Archive for June, 2007

Clippy knows Scala

Someone suggested on the scala list today that a tool be written for analyzing your code and suggesting advanced language features you could be using to improve your code. My first thought was

Clippy does Scala

Seriously though, doing global type inference for language as expressive as Scala would be a challenge. Trying to also recognize patterns and idioms in the code, while I won't say it is impossible, would be a Herculean task.


Ask Geoff: space used by fonts embedded in PDFs

I get e-mails now and then about typography related things, so I figured I would try putting my responses (or revised versions) here for general reference.

Is there a way to determine how much each particular font embedded in a PDF file contributes to the file's size?

There are a few tools that will tell you information about fonts in a PDF. The pdffonts, which is part of xpdf, seems like the most informative but it does not tell you about how much space an embedded font uses up. Acrobat Reader will also tell you a little bit about the fonts that are embedded in a PDF, but again I couldn't find anything about space used. Even the profession version did not seem offer this information, which seems kind of strange given the various optimization tools it provides.

pdffonts does tell you the object number of each font in the PDF, so if you could extract a specific object from a PDF it would be possible to write wrapper that would tell you how much space the embedded fonts are using. However, I spent a few minutes investigating and did not find any really easy simple way to extract PDF objects. By really easy I mean by a command-line tool. I have to imagine that there is probably something in CPAN that has an API for extracting PDF objects. There is pdftosrc, part of most modern TeX distributions, that will extract PDF »stream objects«, but these seem to be different than just plain »objects«.

Comments (2)

A sign?

I've kept meaning to write about this.

Last Monday (Memorial Day in the United States) I was in the office to spend yet another day hacking on InforML. When I opened the »sleeve« that I keep my ThinkPad in, to protect it within my backpack, a grayish/white moth flew out of it.


Totally explicit

Some of you may have looked closely enough at the dump from InforML I posted a few weeks back and noticed that not only was I using de Bruijn Indices as I said I was switching to in April, but that I was also using explicit substitutions. After some amount of debugging and complications with how I had converted my named mixed-prefix unification algorithm over to de Bruijn Indices, I concluded that it might be best to go with something closer to the literature.

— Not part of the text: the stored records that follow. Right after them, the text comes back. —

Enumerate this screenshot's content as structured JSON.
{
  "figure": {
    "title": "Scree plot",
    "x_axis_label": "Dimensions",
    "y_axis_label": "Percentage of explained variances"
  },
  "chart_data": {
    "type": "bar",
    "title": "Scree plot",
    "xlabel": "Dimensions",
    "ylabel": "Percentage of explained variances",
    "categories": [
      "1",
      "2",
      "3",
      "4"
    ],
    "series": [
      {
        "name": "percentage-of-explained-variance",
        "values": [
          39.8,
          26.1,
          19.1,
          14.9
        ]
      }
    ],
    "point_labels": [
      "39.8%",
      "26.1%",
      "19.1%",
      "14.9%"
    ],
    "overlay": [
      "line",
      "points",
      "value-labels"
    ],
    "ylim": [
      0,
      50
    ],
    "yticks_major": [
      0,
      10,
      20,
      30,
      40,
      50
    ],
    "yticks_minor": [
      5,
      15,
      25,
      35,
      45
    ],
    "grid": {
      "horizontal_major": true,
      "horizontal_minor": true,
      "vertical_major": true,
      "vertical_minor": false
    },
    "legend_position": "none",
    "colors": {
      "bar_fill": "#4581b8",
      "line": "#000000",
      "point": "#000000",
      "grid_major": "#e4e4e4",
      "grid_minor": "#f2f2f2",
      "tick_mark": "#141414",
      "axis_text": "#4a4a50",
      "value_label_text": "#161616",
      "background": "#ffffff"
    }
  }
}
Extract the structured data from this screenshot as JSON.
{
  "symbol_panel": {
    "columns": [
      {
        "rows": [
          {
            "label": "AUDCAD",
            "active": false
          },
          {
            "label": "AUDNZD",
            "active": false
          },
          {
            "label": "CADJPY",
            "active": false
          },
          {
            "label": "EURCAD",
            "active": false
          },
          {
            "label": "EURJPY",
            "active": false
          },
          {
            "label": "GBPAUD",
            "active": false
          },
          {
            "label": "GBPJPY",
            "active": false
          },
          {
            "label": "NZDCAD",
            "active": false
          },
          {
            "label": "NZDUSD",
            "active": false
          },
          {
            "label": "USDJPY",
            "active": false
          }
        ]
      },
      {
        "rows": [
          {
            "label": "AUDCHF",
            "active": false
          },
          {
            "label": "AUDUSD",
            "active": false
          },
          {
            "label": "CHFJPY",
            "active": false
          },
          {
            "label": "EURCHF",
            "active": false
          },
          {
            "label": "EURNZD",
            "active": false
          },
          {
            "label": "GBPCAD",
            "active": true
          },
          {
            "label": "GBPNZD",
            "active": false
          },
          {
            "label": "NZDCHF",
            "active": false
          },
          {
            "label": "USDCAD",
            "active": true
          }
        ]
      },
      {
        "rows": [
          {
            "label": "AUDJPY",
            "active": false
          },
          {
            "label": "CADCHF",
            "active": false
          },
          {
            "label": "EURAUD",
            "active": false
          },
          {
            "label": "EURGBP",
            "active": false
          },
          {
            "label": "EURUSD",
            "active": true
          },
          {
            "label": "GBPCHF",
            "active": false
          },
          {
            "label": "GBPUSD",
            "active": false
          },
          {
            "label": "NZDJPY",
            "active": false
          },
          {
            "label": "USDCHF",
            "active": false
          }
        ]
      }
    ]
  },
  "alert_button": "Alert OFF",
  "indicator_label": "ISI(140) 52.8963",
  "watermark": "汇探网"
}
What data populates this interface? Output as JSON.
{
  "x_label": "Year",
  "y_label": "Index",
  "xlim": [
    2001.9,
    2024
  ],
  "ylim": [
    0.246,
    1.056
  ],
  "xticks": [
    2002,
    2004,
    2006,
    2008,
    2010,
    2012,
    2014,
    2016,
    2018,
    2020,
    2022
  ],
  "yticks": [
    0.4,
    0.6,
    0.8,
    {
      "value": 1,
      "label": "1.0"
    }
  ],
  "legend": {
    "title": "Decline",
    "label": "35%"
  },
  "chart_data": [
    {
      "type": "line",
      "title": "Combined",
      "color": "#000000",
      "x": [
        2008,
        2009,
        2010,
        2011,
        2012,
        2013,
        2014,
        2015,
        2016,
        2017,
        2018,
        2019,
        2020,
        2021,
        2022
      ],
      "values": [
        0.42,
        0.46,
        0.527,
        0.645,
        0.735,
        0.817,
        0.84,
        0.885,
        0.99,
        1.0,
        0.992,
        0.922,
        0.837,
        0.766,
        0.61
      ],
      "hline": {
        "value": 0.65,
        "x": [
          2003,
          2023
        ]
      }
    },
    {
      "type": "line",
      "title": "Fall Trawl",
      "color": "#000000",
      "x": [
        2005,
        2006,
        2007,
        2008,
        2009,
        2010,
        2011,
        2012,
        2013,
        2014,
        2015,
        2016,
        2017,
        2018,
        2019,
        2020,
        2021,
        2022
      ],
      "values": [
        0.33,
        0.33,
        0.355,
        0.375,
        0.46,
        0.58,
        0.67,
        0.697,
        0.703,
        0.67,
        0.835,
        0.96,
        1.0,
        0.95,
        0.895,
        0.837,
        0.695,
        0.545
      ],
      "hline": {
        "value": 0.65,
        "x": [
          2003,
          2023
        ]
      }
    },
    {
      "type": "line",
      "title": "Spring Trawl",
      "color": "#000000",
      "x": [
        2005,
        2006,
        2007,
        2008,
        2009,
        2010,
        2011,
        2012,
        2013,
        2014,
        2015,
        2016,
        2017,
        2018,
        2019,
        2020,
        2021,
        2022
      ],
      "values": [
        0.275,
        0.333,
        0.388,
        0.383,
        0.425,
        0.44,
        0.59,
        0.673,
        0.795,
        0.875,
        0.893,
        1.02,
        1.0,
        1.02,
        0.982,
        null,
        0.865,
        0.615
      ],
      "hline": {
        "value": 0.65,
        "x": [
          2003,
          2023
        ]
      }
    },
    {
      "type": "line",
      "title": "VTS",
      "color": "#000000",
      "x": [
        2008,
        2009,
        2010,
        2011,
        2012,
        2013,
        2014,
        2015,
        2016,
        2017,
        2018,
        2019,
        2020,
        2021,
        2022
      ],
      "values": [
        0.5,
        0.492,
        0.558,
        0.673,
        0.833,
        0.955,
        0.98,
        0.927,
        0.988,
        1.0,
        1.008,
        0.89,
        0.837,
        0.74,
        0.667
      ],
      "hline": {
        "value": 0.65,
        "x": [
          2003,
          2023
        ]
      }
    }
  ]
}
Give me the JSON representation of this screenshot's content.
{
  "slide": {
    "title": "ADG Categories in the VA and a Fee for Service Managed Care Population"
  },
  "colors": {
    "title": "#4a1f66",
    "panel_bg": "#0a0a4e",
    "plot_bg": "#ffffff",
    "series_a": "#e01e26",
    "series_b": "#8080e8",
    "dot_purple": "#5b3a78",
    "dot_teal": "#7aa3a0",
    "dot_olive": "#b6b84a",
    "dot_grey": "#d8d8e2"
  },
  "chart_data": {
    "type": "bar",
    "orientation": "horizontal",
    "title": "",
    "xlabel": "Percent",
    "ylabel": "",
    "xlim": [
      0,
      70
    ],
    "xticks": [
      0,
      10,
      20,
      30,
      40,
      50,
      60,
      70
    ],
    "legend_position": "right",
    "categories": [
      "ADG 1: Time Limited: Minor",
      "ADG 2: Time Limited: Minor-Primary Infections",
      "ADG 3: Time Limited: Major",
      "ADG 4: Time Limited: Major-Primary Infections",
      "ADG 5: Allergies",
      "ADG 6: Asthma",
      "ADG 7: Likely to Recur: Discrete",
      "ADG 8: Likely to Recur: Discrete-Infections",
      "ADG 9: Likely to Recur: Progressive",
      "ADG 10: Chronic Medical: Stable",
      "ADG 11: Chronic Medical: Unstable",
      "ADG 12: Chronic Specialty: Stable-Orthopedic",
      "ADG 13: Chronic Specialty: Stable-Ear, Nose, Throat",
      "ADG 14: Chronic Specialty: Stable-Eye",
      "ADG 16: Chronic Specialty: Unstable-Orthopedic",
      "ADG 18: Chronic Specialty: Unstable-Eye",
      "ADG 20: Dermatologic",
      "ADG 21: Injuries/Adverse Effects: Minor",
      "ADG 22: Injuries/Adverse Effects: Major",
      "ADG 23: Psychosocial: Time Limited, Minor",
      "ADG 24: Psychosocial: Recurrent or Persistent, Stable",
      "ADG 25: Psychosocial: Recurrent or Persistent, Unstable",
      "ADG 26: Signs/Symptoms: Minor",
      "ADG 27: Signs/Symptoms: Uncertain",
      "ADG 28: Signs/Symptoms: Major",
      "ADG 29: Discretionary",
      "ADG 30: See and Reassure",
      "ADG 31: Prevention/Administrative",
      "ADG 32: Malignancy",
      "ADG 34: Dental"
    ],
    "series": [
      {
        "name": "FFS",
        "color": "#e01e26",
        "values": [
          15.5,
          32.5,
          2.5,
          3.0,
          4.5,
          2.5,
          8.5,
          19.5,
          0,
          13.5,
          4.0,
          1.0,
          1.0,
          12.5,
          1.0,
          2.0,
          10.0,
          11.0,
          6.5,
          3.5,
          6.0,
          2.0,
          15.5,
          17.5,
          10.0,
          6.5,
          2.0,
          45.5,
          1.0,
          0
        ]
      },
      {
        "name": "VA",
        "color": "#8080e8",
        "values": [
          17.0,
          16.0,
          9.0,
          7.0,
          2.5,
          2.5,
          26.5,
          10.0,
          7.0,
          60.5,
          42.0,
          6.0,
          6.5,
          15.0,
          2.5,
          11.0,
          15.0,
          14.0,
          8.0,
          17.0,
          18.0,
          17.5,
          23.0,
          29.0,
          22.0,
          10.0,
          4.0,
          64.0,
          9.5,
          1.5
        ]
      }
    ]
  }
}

So I started revising my code to work something like Dowek, Hardin, Kirchner, and Pfenning's Unification via explicit substitutions: The case of higher-order patterns. However, I soon found that de Bruijn Indices become vastly more complicated to work with in a polymorphic setting. Using explicit substitutions did make it easier to track down a number of bugs, because substitution could be traced as part of the type normalization. Still it was a long hard process of moving forward.

So about two weeks ago I decided that global inference is really only a bonus in the overall scheme of what my dissertation is trying to show. Not entirely coincidentally this coincided with having a much stronger deadline commitment. So I scrapped inference and began working on just getting a bidirectional type-checker working for InforML, and now I nearly have the entire language type-checking. So one lesson here is to always write a type-checker first. I kind of am aware of this rule, but given the way I was attempting to start from AspectML, which doesn't have a type-checker for the source language, I wound up directly starting on inference. However, at this point I've probably rewritten the code such that barely anything from AspectML remains anyway.

In addition to tackling the easier problem of type-checking versus global type-inference, I was able to expedite the implementation by taking advantage of the Twelf Logical Framework. Specifically, a number of decision problems required by type-checking, most importantly polymorphic subsumption (which requires unification), are converted into Twelf logic programs/queries and then evaluated using the tabled logic programming engine. This simplifies many things considerably. However, this has the drawback that ill-typed programs may very well cause Twelf to diverge in search of a proof that doesn't exist, not to mention error messages that have no bearing on the input program if it does terminate without finding a solution. I think I may be able to improve the termination behavior by making the specification of some parts of the InforML language more algorithmic, but that will probably have to wait.

The next big step is to write a simple compiler for InforML that will spit out Scheme code. This means that I can avoid writing my own evaluator and implementing some of the primitive operations will be easier than they would be if I implemented as part of an interpreter. I'm hoping that getting this compilation step mostly working won't take more than a few days, which means that I can then focus on writing examples and dissertating.

I may take a little time to try implementing some local type inference just so that I can avoid writing an number of terribly obvious type annotations, but again I might just live with it if it doesn't get too out of hand while writing examples.


The latest in »cat macro expressibility«

It seems like »cat macro expressibility« is really taking off. Three days after originally circulating my abstract internally, Diggins in his own independent research released version 0.14 of the Cat language with a macro facility. Three days after that, also independently, Lindsay unveiled a project to develop a language based upon the principles of cat macro expressibility. This may very well be the hot topic for POPL 2008!